Die Speere von Schönigen sind zwar Wurfwaffen und noch von Homo Heidelbergensis, kommen aber auch ohne jegliche Steineinsätze aus. Gibt es mittlerweile einen Stoßspeer des Neandertaler der überliefert ist mit Steinspitze? Nicht, dass ich das unsinnig finde! Die Stoßlanze oder eher Spies von Lehringen ist auch nur aus Holz. Die Waffe ist vom Neandertaler

Naja, dass sich keiner damit beschäftigt stimmt doch gar nicht. Wir haben ein Ehrenamtlichen Projekt in Kooperation mit dem LFD und der Uni Köln am laufen, durch das schon 2 Masterarbeiten entstanden sind, eine über die Steine und eine über die Geologie. Wir konnten leider nur noch nicht mit unseren OSL Datierungen das Datum für das MP dort fest machen, aber wir starten in Frühjahr noch einen Versuch. Danach wird sich weisen, ob das noch mehr Wellen schlägt. Mit den Arbeiten hat man da schon mal ne gute Diskussionsgrundlage. Das ist schon viel zu tun für so nen popligem Ehrenamtlichen wie mich. Bin auch echt froh, dass da so tolle Leute zusammen gekommen sind.  :-) Ohne die wäre das noch lange nicht so weit.

Liebe Grüße Daniel
gefährliches Drittelwissen

RockandRole

Zitat von: thovalo in 06. Januar 2023, 18:21:42


Die Menschen in Deiner Ecke haben entweder die Technologie einfach noch lange Zeit weiter verwendet und benötigten keine großen Abschläge mehr oder sie hatten bei gleicher Technolgie andere Verwendungsbereiche.
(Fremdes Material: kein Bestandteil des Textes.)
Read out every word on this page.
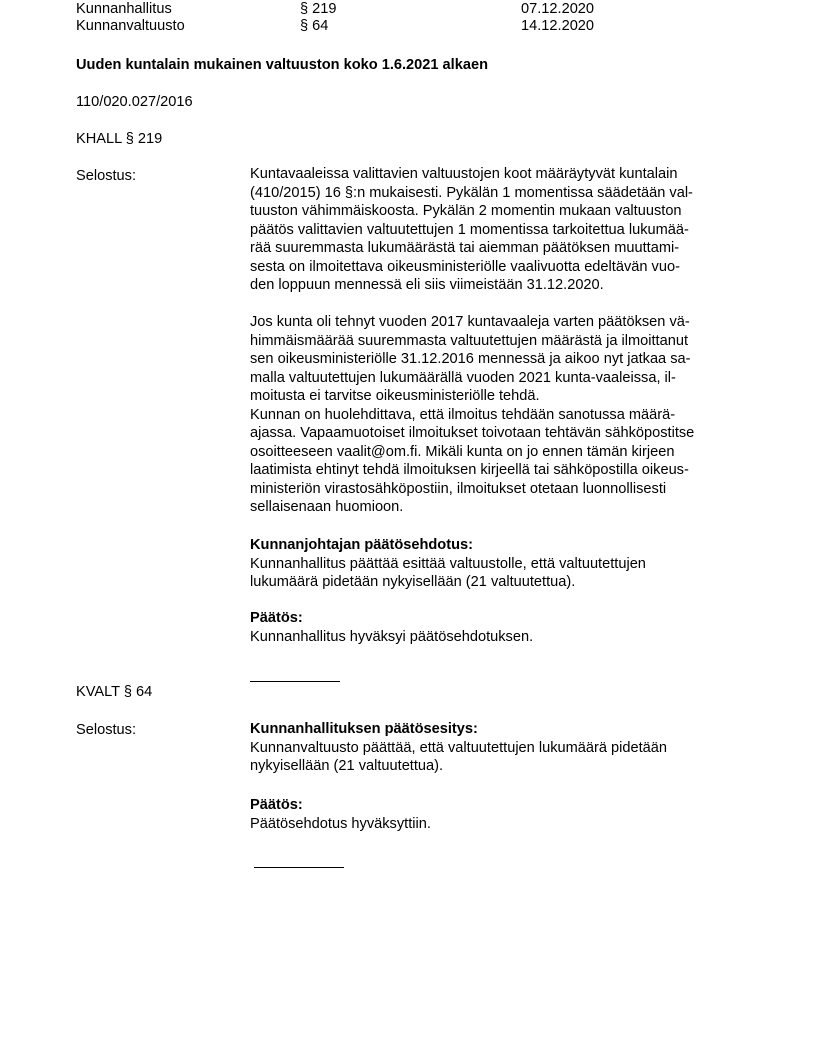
Kunnanhallitus	§ 219	07.12.2020
Kunnanvaltuusto	§ 64	14.12.2020
Uuden kuntalain mukainen valtuuston koko 1.6.2021 alkaen
110/020.027/2016
KHALL § 219
Selostus:	Kuntavaaleissa valittavien valtuustojen koot määräytyvät kuntalain
(410/2015) 16 §:n mukaisesti. Pykälän 1 momentissa säädetään val-
tuuston vähimmäiskoosta. Pykälän 2 momentin mukaan valtuuston
päätös valittavien valtuutettujen 1 momentissa tarkoitettua lukumää-
rää suuremmasta lukumäärästä tai aiemman päätöksen muuttami-
sesta on ilmoitettava oikeusministeriölle vaalivuotta edeltävän vuo-
den loppuun mennessä eli siis viimeistään 31.12.2020.
Jos kunta oli tehnyt vuoden 2017 kuntavaaleja varten päätöksen vä-
himmäismäärää suuremmasta valtuutettujen määrästä ja ilmoittanut
sen oikeusministeriölle 31.12.2016 mennessä ja aikoo nyt jatkaa sa-
malla valtuutettujen lukumäärällä vuoden 2021 kunta-vaaleissa, il-
moitusta ei tarvitse oikeusministeriölle tehdä.
Kunnan on huolehdittava, että ilmoitus tehdään sanotussa määrä-
ajassa. Vapaamuotoiset ilmoitukset toivotaan tehtävän sähköpostitse
osoitteeseen vaalit@om.fi. Mikäli kunta on jo ennen tämän kirjeen
laatimista ehtinyt tehdä ilmoituksen kirjeellä tai sähköpostilla oikeus-
ministeriön virastosähköpostiin, ilmoitukset otetaan luonnollisesti
sellaisenaan huomioon.
Kunnanjohtajan päätösehdotus:
Kunnanhallitus päättää esittää valtuustolle, että valtuutettujen
lukumäärä pidetään nykyisellään (21 valtuutettua).
Päätös:
Kunnanhallitus hyväksyi päätösehdotuksen.
KVALT § 64
Selostus:	Kunnanhallituksen päätösesitys:
Kunnanvaltuusto päättää, että valtuutettujen lukumäärä pidetään
nykyisellään (21 valtuutettua).
Päätös:
Päätösehdotus hyväksyttiin.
Du meinst damit aber den Homo neanderthalensis, oder?  :winke:
gefährliches Drittelwissen

RockandRole

Das mit der Diskussionsgrundlage ist nicht abwertend gemeint. Ich habe große Achtung vor den Beiden. Die machen das schon sehr gut. Aber es ist noch kein Meister vom Himmel gefallen  :zwinker:
gefährliches Drittelwissen

Merle2

Moin,

Zu den Kleinformaten äußere ich mal eine Hypothese. Wäre es denkbar das es Artefakte aus einer Übergangszeit sind, die Hersteller kannten und nutzten noch die Levalloismethode, begannen aber die Zielprodukte anders, im Sinne von Kompositwerkzeugen zu nutzen?
Für den Fundplatz sind Keilmesser und Faustkeile belegt ebenso JP Werkzeuge. Vielleicht zeigen sich hier die Übergänge von auslaufendem MP mit noch Levalloistechnik- know- how und neuer Abbautechnik?
Könnte dann vielleicht bedeuten nicht mehr so große Zielabschläge zu benötigen...
Nur so als Gedanke
Viele Grüße

Wiedehopf

Recht kleine in Levallois-Technik gefertigte Steingeräte sind z.B. in der Aterien-Kultur in Nordafrika weit verbreitet.

https://de.wikipedia.org/wiki/At%C3%A9rien

Das hat zwar nichts mit dem hier vorliegenden Fundort zu tun, ich möchte aber Merle2 mit seiner Schlussfolgerung zustimmen.   

Viele Grüße
Michael

Alexis

Hallo,
nach Fotos ist Gestein schwer bestimmen. Kieselschiefer ist es nicht. Auch kein Quarzit. Vielleicht Tonschiefer.